Headstone honors early Anchorage fire chief

ANCHORAGE — A new headstone honoring Anchorage’s first paid fire chief has been installed as part of this year’s celebrations marking the city’s centennial.

Firefighters gathered in Anchorage’s Memorial Park cemetery Thursday as the new grave marker was placed on what is believed to be the final resting place of Thomas Bevers.

Bevers began as a volunteer fireman in Anchorage in 1921. By 1940, he had retired as the city’s first fire chief, The Alaska Public Radio Network reported.

Stories about Bevers’ contributions to the city include his service on the assembly and the committee that founded the Fur Rondezvous festival. He also helped to develop what is now the city’s Fairview neighborhood.

“He was very highly esteemed, he was part of the group of influential people in town in the community at that particular time,” said Audrey Kelly, who keeps track of Anchorage’s historical figures.

Records show that Bevers, who was born in 1889, came from Virginia. He had no family members in Alaska at the time of his death in 1944. Kelly said the only relative city officials could locate was his sister, who came from out of state to claim the body.
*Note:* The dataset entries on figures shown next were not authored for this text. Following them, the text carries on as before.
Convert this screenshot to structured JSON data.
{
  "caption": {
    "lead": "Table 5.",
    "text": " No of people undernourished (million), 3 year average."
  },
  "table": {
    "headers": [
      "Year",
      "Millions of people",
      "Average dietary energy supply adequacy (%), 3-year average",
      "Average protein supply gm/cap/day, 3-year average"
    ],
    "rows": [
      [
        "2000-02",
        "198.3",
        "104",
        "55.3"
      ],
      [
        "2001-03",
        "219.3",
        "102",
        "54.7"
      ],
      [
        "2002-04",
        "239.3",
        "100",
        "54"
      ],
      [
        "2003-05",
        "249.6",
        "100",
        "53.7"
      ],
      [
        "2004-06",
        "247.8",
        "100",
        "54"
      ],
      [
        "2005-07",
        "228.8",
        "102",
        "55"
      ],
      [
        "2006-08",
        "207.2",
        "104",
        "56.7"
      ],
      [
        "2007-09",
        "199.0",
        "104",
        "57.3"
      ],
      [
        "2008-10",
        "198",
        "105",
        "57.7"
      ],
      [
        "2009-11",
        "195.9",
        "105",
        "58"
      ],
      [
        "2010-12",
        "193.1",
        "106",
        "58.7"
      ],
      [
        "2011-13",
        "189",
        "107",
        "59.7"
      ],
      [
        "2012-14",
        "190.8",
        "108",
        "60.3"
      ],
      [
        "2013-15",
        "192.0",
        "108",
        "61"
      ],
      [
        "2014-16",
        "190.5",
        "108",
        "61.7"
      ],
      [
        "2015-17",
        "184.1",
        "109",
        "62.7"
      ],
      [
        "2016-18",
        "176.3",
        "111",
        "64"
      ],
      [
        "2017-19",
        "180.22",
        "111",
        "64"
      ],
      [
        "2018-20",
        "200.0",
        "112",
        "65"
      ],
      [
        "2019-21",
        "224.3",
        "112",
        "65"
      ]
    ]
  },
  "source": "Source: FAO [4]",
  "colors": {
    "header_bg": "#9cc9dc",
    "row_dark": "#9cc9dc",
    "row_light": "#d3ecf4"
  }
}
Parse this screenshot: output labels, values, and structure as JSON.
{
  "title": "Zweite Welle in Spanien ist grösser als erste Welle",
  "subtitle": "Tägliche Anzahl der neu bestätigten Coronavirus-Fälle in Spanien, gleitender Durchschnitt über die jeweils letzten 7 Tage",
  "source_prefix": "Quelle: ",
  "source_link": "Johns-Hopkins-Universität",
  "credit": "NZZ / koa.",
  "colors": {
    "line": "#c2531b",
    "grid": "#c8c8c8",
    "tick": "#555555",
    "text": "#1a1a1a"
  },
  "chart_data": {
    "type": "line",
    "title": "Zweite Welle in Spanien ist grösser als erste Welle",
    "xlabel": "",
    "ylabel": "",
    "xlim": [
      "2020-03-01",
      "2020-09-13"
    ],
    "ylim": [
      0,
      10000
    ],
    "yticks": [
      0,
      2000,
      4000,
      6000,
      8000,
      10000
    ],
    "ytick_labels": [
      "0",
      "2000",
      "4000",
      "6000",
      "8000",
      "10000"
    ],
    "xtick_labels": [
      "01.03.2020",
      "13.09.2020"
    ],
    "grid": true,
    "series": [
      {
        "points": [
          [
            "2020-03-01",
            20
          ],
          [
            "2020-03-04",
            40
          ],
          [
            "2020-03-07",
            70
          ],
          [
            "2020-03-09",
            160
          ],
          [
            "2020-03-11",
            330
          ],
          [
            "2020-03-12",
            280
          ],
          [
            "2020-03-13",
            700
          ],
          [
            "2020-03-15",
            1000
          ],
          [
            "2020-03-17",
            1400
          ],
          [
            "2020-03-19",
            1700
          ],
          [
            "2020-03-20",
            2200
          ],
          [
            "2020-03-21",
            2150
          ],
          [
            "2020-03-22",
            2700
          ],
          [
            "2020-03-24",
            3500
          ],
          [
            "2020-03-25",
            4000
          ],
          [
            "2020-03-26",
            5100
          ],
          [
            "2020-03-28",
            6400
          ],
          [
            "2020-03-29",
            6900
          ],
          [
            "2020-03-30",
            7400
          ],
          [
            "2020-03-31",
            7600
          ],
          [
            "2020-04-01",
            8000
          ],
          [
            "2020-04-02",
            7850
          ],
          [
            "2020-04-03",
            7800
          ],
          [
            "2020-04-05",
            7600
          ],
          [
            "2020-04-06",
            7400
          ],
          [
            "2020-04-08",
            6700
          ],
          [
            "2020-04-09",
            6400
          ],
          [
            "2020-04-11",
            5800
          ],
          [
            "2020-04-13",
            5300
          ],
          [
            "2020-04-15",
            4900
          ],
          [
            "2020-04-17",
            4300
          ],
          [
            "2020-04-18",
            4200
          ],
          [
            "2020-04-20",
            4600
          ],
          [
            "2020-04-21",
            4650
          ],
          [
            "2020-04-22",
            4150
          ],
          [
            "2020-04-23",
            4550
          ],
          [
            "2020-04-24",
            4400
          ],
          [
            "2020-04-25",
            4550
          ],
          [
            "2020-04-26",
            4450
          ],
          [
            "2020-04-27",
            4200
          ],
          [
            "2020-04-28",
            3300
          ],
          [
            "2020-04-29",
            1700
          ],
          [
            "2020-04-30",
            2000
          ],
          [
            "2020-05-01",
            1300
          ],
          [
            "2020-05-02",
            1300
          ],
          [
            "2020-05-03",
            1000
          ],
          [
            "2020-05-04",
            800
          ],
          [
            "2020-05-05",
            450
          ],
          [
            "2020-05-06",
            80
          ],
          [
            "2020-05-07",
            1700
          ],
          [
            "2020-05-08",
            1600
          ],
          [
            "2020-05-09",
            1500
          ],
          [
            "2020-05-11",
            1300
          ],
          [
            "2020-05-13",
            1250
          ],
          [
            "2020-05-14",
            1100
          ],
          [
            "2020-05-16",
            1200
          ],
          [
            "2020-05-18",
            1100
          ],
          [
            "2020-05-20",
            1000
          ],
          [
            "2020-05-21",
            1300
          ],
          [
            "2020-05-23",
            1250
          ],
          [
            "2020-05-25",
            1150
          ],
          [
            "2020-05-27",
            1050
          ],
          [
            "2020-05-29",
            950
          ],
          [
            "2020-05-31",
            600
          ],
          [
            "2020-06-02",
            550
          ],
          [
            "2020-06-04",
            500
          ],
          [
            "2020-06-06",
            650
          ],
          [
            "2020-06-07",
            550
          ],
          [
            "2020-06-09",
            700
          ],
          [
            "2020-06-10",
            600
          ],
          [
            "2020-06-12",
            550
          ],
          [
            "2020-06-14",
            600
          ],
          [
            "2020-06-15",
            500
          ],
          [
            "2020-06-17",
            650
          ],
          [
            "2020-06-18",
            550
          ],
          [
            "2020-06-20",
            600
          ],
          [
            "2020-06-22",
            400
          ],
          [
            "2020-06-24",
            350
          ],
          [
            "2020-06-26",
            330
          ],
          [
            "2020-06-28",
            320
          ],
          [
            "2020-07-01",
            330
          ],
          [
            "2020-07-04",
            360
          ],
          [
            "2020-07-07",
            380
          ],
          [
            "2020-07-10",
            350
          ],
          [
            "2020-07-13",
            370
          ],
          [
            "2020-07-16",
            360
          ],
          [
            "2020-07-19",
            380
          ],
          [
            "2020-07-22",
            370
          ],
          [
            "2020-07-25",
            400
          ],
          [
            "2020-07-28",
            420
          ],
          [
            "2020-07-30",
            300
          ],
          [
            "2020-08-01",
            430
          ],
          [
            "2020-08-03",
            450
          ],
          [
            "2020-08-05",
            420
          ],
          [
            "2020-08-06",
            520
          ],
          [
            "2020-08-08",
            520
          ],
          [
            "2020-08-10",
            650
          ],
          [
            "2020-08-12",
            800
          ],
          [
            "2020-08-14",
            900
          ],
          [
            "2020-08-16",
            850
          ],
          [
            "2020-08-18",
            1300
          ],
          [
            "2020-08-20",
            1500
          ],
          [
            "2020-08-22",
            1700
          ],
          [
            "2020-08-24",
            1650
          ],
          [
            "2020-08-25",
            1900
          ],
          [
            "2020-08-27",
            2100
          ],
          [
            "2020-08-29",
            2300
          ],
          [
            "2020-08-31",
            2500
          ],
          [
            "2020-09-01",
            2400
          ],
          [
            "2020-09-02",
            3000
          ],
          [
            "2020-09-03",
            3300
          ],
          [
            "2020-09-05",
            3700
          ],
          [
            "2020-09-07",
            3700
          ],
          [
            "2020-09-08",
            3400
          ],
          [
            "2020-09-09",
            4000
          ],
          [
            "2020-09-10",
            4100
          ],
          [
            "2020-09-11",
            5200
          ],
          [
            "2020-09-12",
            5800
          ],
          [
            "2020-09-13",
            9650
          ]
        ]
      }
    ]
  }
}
“The sister came up and the town realized that she was African American, and then, so was he. So it was a total surprise to the town,” Kelly said. “For whatever reason, I would like to think that the sister felt he had made a wonderful life for himself here, so he should be buried here.”

Bevers’ associates in Anchorage had assumed that he was white. Bevers probably never revealed his real ethnic heritage, because he would have faced discrimination at that time for being black.

Pastor Victor Marbury, an Anchorage Fire Department chaplain, gave a brief invocation at Thursday’s ceremony for Bevers. Afterward, he said Bevers’ influence on the city deserves some recognition.

“I’m looking at a lot of history that is not being exposed to the community,” he said. “And maybe from this point on, it is to be spread out through Anchorage as to what they actually had as a first fire fighter here and how men of different nationalities that doesn’t make a difference as long as they have the integrity of serving the city and nation like they do.”